Ace continues to follow the refusal of the Seattle Post-Intelligencer to cooperate with the FBI in their attempt to get more information about two men who might be planning an attack on a ferry. The editor of that august publication says:
I understand that people have a hard time with the concept that we get to decide what is news and what isn't, and what is fair and what isn't.
Ace says:
That's the problem. You keep insisting you have a more important, more influential job than the rest of us have agreed to give you. You jerkoffs keep describing the dream job that you wish you had, wished we would allow you to have.

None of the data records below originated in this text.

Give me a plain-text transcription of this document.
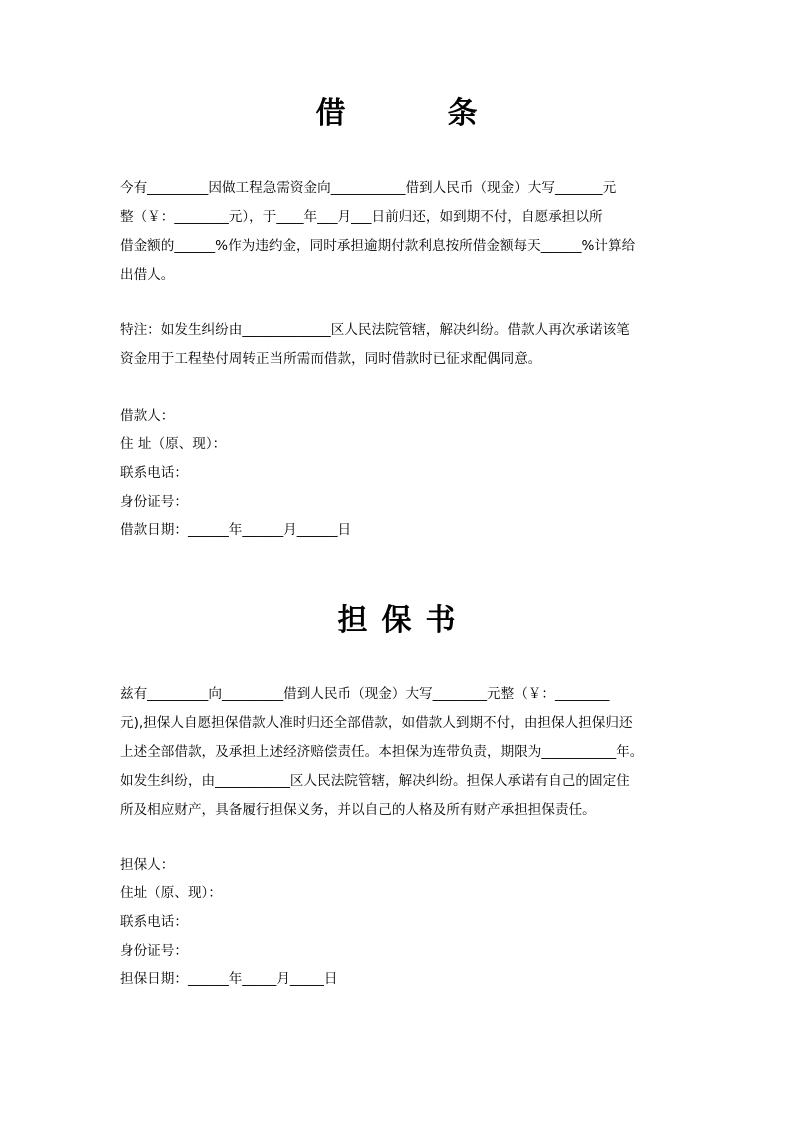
借　条
今有_________因做工程急需资金向___________借到人民币（现金）大写_______元
整（￥：________元），于____年___月___日前归还，如到期不付，自愿承担以所
借金额的______%作为违约金，同时承担逾期付款利息按所借金额每天______%计算给
出借人。
特注：如发生纠纷由_____________区人民法院管辖，解决纠纷。借款人再次承诺该笔
资金用于工程垫付周转正当所需而借款，同时借款时已征求配偶同意。
借款人：
住 址（原、现）：
联系电话：
身份证号：
借款日期：______年______月______日
担保书
兹有_________向_________借到人民币（现金）大写________元整（￥：________
元),担保人自愿担保借款人准时归还全部借款，如借款人到期不付，由担保人担保归还
上述全部借款，及承担上述经济赔偿责任。本担保为连带负责，期限为___________年。
如发生纠纷，由___________区人民法院管辖，解决纠纷。担保人承诺有自己的固定住
所及相应财产，具备履行担保义务，并以自己的人格及所有财产承担担保责任。
担保人：
住址（原、现）：
联系电话：
身份证号：
担保日期：______年_____月_____日
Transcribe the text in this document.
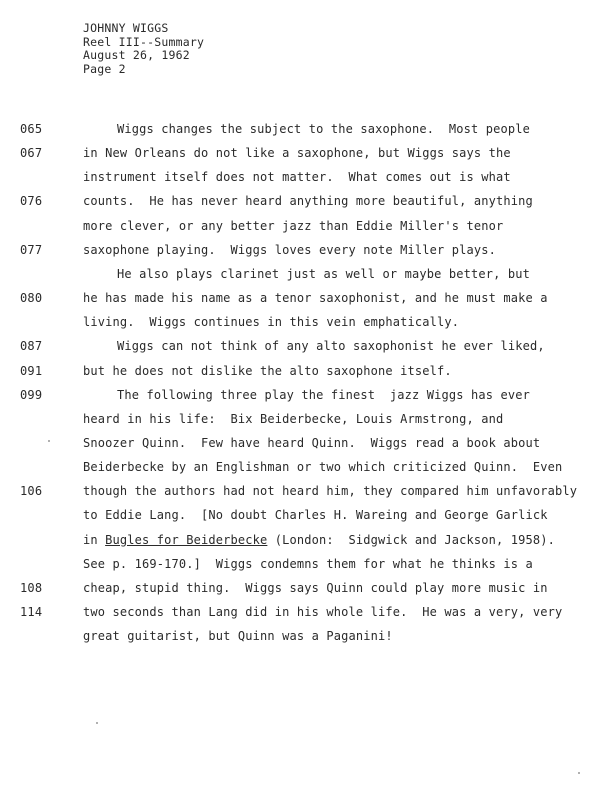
JOHNNY WIGGS
Reel III--Summary
August 26, 1962
Page 2
065	Wiggs changes the subject to the saxophone.  Most people
067	in New Orleans do not like a saxophone, but Wiggs says the
instrument itself does not matter.  What comes out is what
076	counts.  He has never heard anything more beautiful, anything
more clever, or any better jazz than Eddie Miller's tenor
077	saxophone playing.  Wiggs loves every note Miller plays.
He also plays clarinet just as well or maybe better, but
080	he has made his name as a tenor saxophonist, and he must make a
living.  Wiggs continues in this vein emphatically.
087	Wiggs can not think of any alto saxophonist he ever liked,
091	but he does not dislike the alto saxophone itself.
099	The following three play the finest  jazz Wiggs has ever
heard in his life:  Bix Beiderbecke, Louis Armstrong, and
Snoozer Quinn.  Few have heard Quinn.  Wiggs read a book about
Beiderbecke by an Englishman or two which criticized Quinn.  Even
106	though the authors had not heard him, they compared him unfavorably
to Eddie Lang.  [No doubt Charles H. Wareing and George Garlick
in Bugles for Beiderbecke (London:  Sidgwick and Jackson, 1958).
See p. 169-170.]  Wiggs condemns them for what he thinks is a
108	cheap, stupid thing.  Wiggs says Quinn could play more music in
114	two seconds than Lang did in his whole life.  He was a very, very
great guitarist, but Quinn was a Paganini!
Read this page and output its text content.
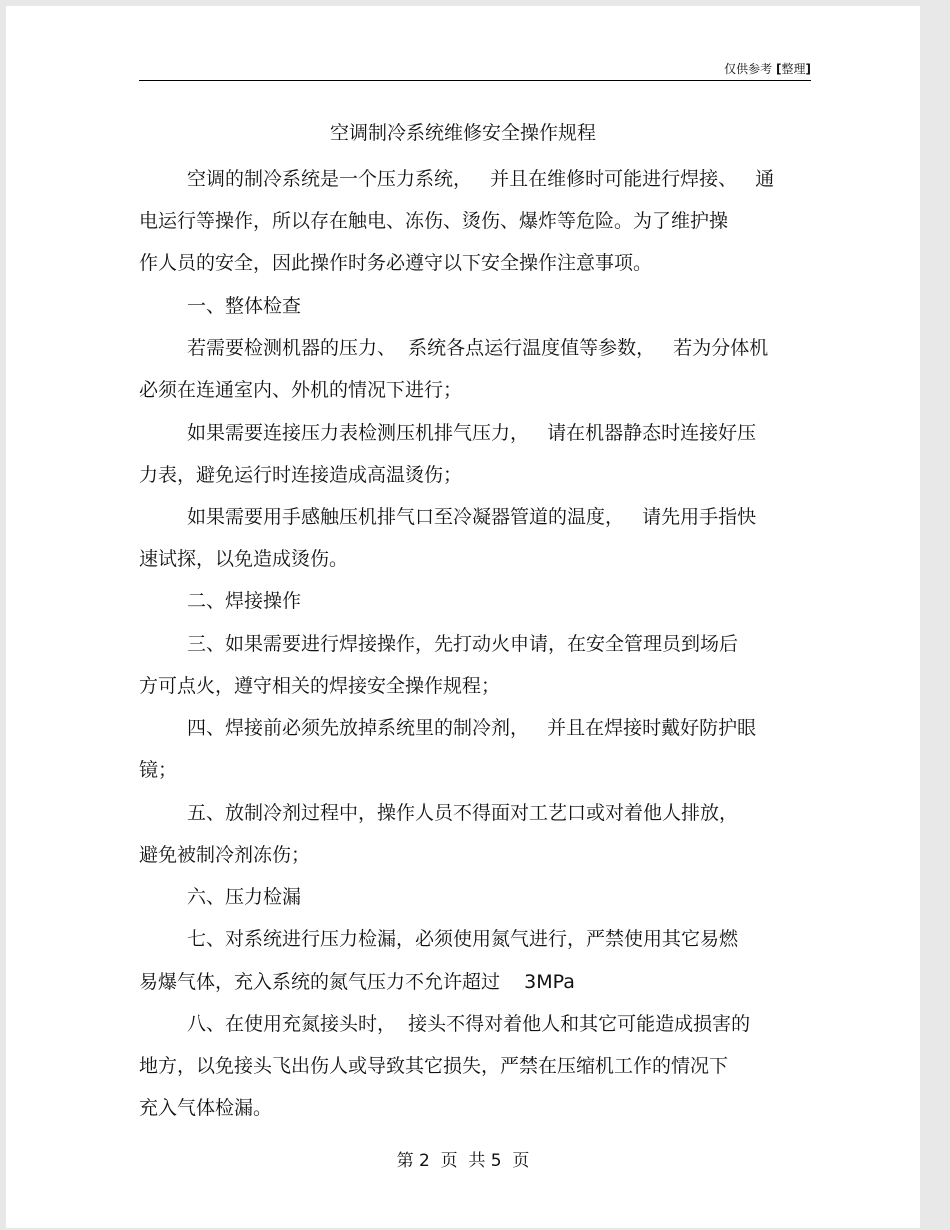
仅供参考 [整理]
空调制冷系统维修安全操作规程
空调的制冷系统是一个压力系统，   并且在维修时可能进行焊接、   通
电运行等操作，所以存在触电、冻伤、烫伤、爆炸等危险。为了维护操
作人员的安全，因此操作时务必遵守以下安全操作注意事项。
一、整体检查
若需要检测机器的压力、  系统各点运行温度值等参数，   若为分体机
必须在连通室内、外机的情况下进行；
如果需要连接压力表检测压机排气压力，   请在机器静态时连接好压
力表，避免运行时连接造成高温烫伤；
如果需要用手感触压机排气口至冷凝器管道的温度，   请先用手指快
速试探，以免造成烫伤。
二、焊接操作
三、如果需要进行焊接操作，先打动火申请，在安全管理员到场后
方可点火，遵守相关的焊接安全操作规程；
四、焊接前必须先放掉系统里的制冷剂，   并且在焊接时戴好防护眼
镜；
五、放制冷剂过程中，操作人员不得面对工艺口或对着他人排放，
避免被制冷剂冻伤；
六、压力检漏
七、对系统进行压力检漏，必须使用氮气进行，严禁使用其它易燃
易爆气体，充入系统的氮气压力不允许超过    3MPa
八、在使用充氮接头时，  接头不得对着他人和其它可能造成损害的
地方，以免接头飞出伤人或导致其它损失，严禁在压缩机工作的情况下
充入气体检漏。
第 2  页  共 5  页
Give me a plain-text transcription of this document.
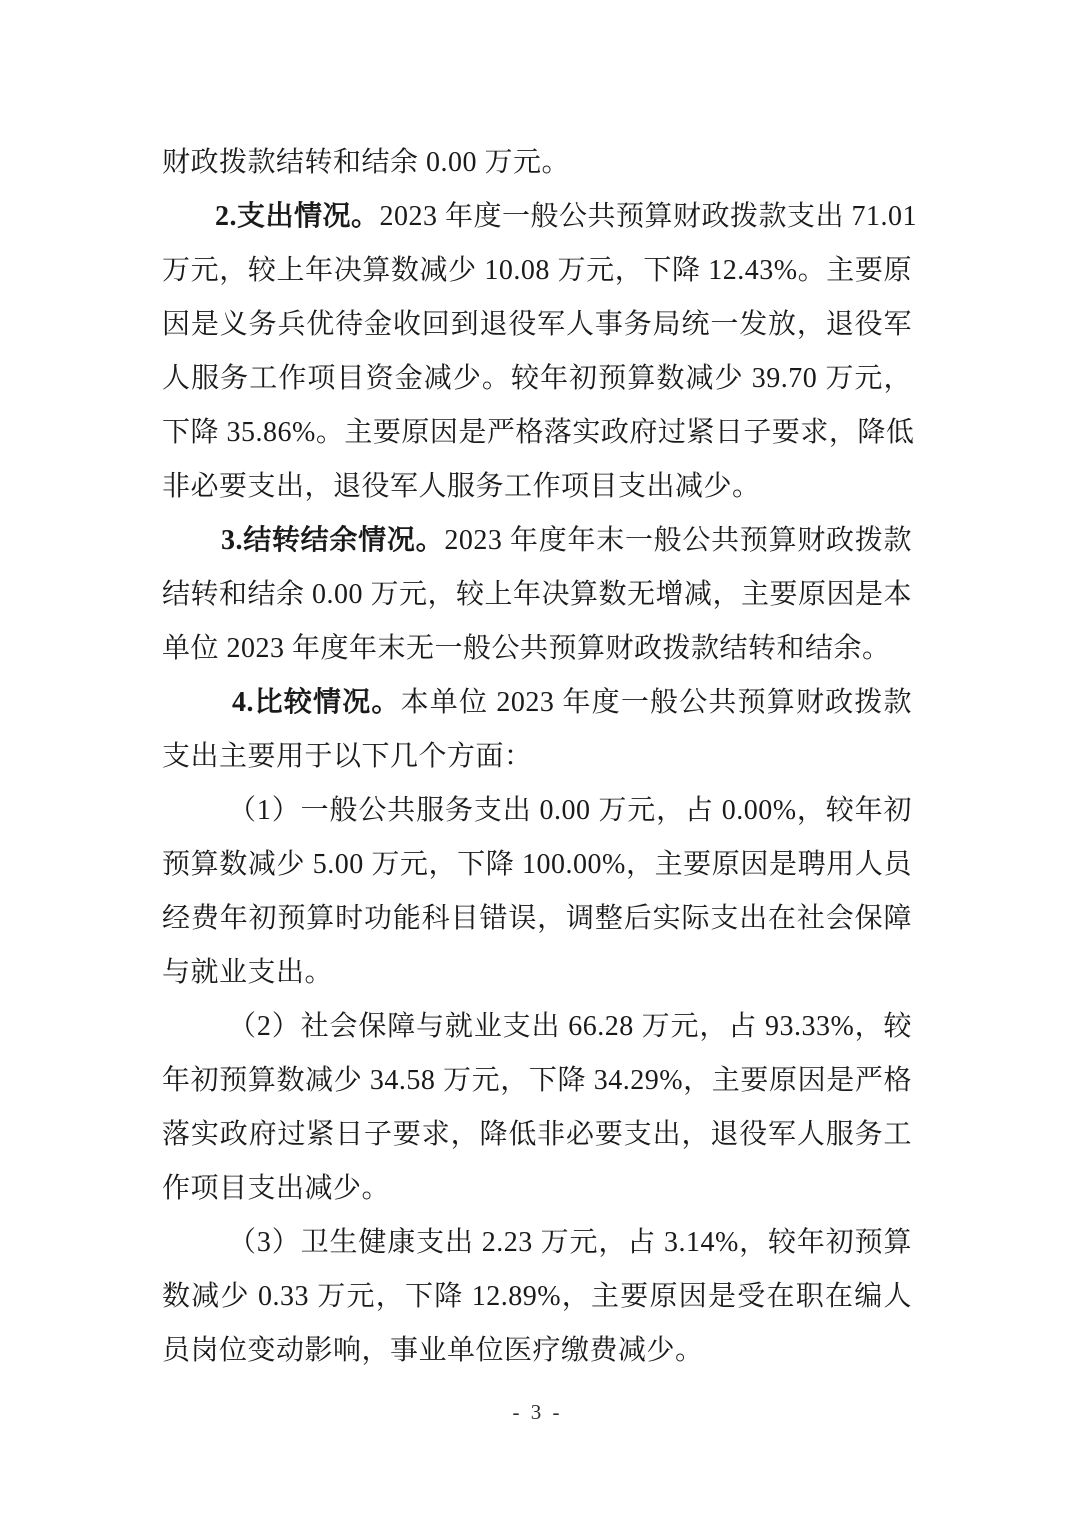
财政拨款结转和结余 0.00 万元。
2.支出情况。2023 年度一般公共预算财政拨款支出 71.01
万元，较上年决算数减少 10.08 万元，下降 12.43%。主要原
因是义务兵优待金收回到退役军人事务局统一发放，退役军
人服务工作项目资金减少。较年初预算数减少 39.70 万元，
下降 35.86%。主要原因是严格落实政府过紧日子要求，降低
非必要支出，退役军人服务工作项目支出减少。
3.结转结余情况。2023 年度年末一般公共预算财政拨款
结转和结余 0.00 万元，较上年决算数无增减，主要原因是本
单位 2023 年度年末无一般公共预算财政拨款结转和结余。
4.比较情况。本单位 2023 年度一般公共预算财政拨款
支出主要用于以下几个方面：
（1）一般公共服务支出 0.00 万元，占 0.00%，较年初
预算数减少 5.00 万元，下降 100.00%，主要原因是聘用人员
经费年初预算时功能科目错误，调整后实际支出在社会保障
与就业支出。
（2）社会保障与就业支出 66.28 万元，占 93.33%，较
年初预算数减少 34.58 万元，下降 34.29%，主要原因是严格
落实政府过紧日子要求，降低非必要支出，退役军人服务工
作项目支出减少。
（3）卫生健康支出 2.23 万元，占 3.14%，较年初预算
数减少 0.33 万元，下降 12.89%，主要原因是受在职在编人
员岗位变动影响，事业单位医疗缴费减少。
- 3 -
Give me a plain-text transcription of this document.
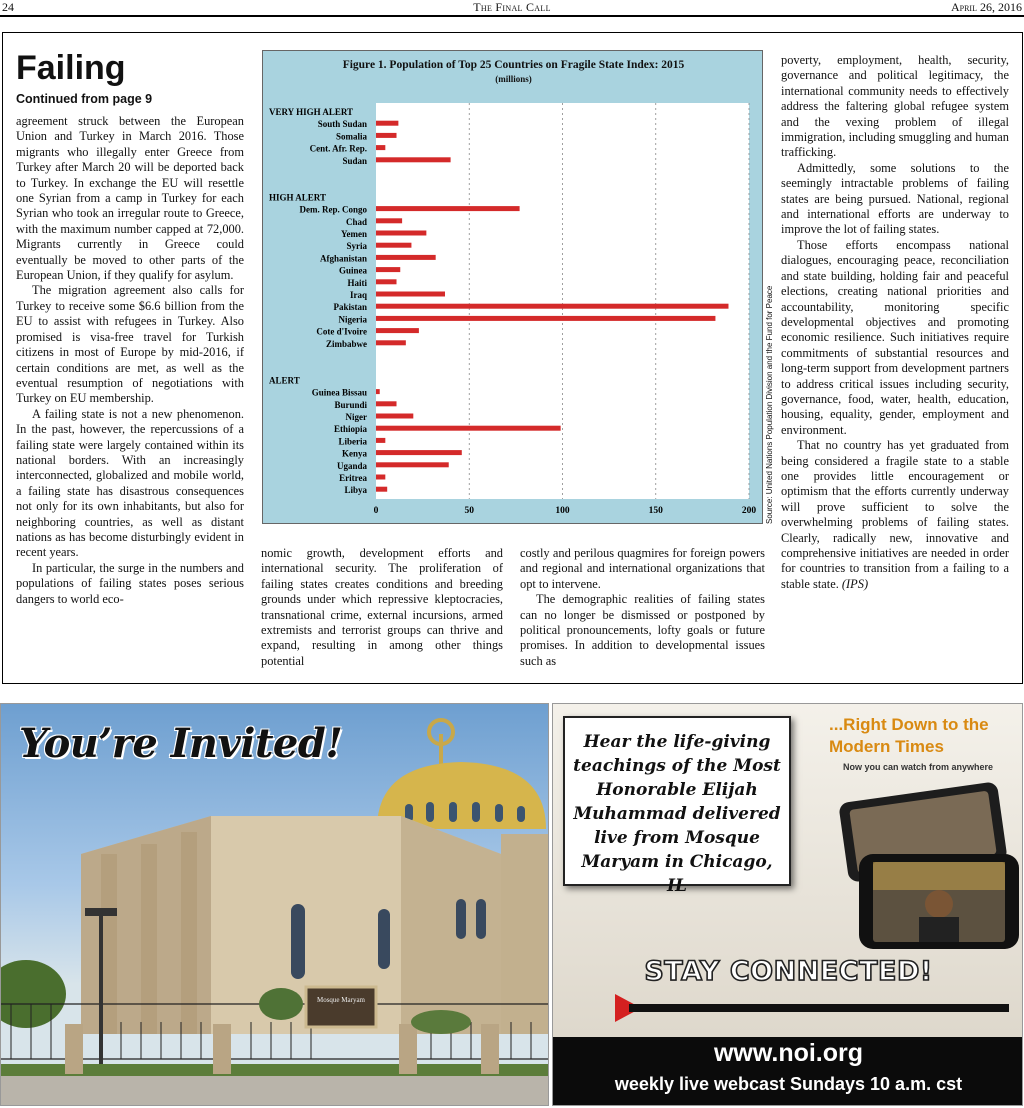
24	The Final Call	April 26, 2016
Failing
Continued from page 9

agreement struck between the European Union and Turkey in March 2016. Those migrants who illegally enter Greece from Turkey after March 20 will be deported back to Turkey. In exchange the EU will resettle one Syrian from a camp in Turkey for each Syrian who took an irregular route to Greece, with the maximum number capped at 72,000. Migrants currently in Greece could eventually be moved to other parts of the European Union, if they qualify for asylum.

The migration agreement also calls for Turkey to receive some $6.6 billion from the EU to assist with refugees in Turkey. Also promised is visa-free travel for Turkish citizens in most of Europe by mid-2016, if certain conditions are met, as well as the eventual resumption of negotiations with Turkey on EU membership.

A failing state is not a new phenomenon. In the past, however, the repercussions of a failing state were largely contained within its national borders. With an increasingly interconnected, globalized and mobile world, a failing state has disastrous consequences not only for its own inhabitants, but also for neighboring countries, as well as distant nations as has become disturbingly evident in recent years.

In particular, the surge in the numbers and populations of failing states poses serious dangers to world eco-

nomic growth, development efforts and international security. The proliferation of failing states creates conditions and breeding grounds under which repressive kleptocracies, transnational crime, external incursions, armed extremists and terrorist groups can thrive and expand, resulting in among other things potential

costly and perilous quagmires for foreign powers and regional and international organizations that opt to intervene.

The demographic realities of failing states can no longer be dismissed or postponed by political pronouncements, lofty goals or future promises. In addition to developmental issues such as

poverty, employment, health, security, governance and political legitimacy, the international community needs to effectively address the faltering global refugee system and the vexing problem of illegal immigration, including smuggling and human trafficking.

Admittedly, some solutions to the seemingly intractable problems of failing states are being pursued. National, regional and international efforts are underway to improve the lot of failing states.

Those efforts encompass national dialogues, encouraging peace, reconciliation and state building, holding fair and peaceful elections, creating national priorities and accountability, monitoring specific developmental objectives and promoting economic resilience. Such initiatives require commitments of substantial resources and long-term support from development partners to address critical issues including security, governance, food, water, health, education, housing, equality, gender, employment and environment.

That no country has yet graduated from being considered a fragile state to a stable one provides little encouragement or optimism that the efforts currently underway will prove sufficient to solve the overwhelming problems of failing states. Clearly, radically new, innovative and comprehensive initiatives are needed in order for countries to transition from a failing to a stable state. (IPS)

Figure 1. Population of Top 25 Countries on Fragile State Index: 2015
(millions)
0	50	100	150	200
VERY HIGH ALERT
South Sudan
Somalia
Cent. Afr. Rep.
Sudan
HIGH ALERT
Dem. Rep. Congo
Chad
Yemen
Syria
Afghanistan
Guinea
Haiti
Iraq
Pakistan
Nigeria
Cote d'Ivoire
Zimbabwe
ALERT
Guinea Bissau
Burundi
Niger
Ethiopia
Liberia
Kenya
Uganda
Eritrea
Libya	Source: United Nations Population Division and the Fund for Peace
You’re Invited!
Mosque Maryam
Hear the life-giving teachings of the Most Honorable Elijah Muhammad delivered live from Mosque Maryam in Chicago, IL
...Right Down to the Modern Times
Now you can watch from anywhere
STAY CONNECTED!
www.noi.org
weekly live webcast Sundays 10 a.m. cst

You simply refuse to accept that we do not give such important jobs out willy-nilly, and we especially don't hand them out to smugly incompetent morons like yourself who crave that sort of power just because they petulantly demand it.
I would disagree a little bit. If the editor of the P-I thinks that's the job he's been assigned by ownership, so be it. As far as that publication goes, he might be right.
The ultimate verdict on whether the consumers of news agree of course, is shown by their decision whether to buy the newspaper. To look at circulation numbers, the people of Seattle aren't showing much confidence. It's reported that circulation of the P-I was 176,000 daily in 2000, but had fallen to 128,000 by 2007: a drop of 27 percent in 7 years.
Perhaps I'm being too harsh. We all know that newspapers don't have the power and influence that they did a few years ago. I suppose there's no shame in having nearly 65 percent the readership as Instapundit. There's no shame in that; we can't all be as influential as Glenn Reynolds.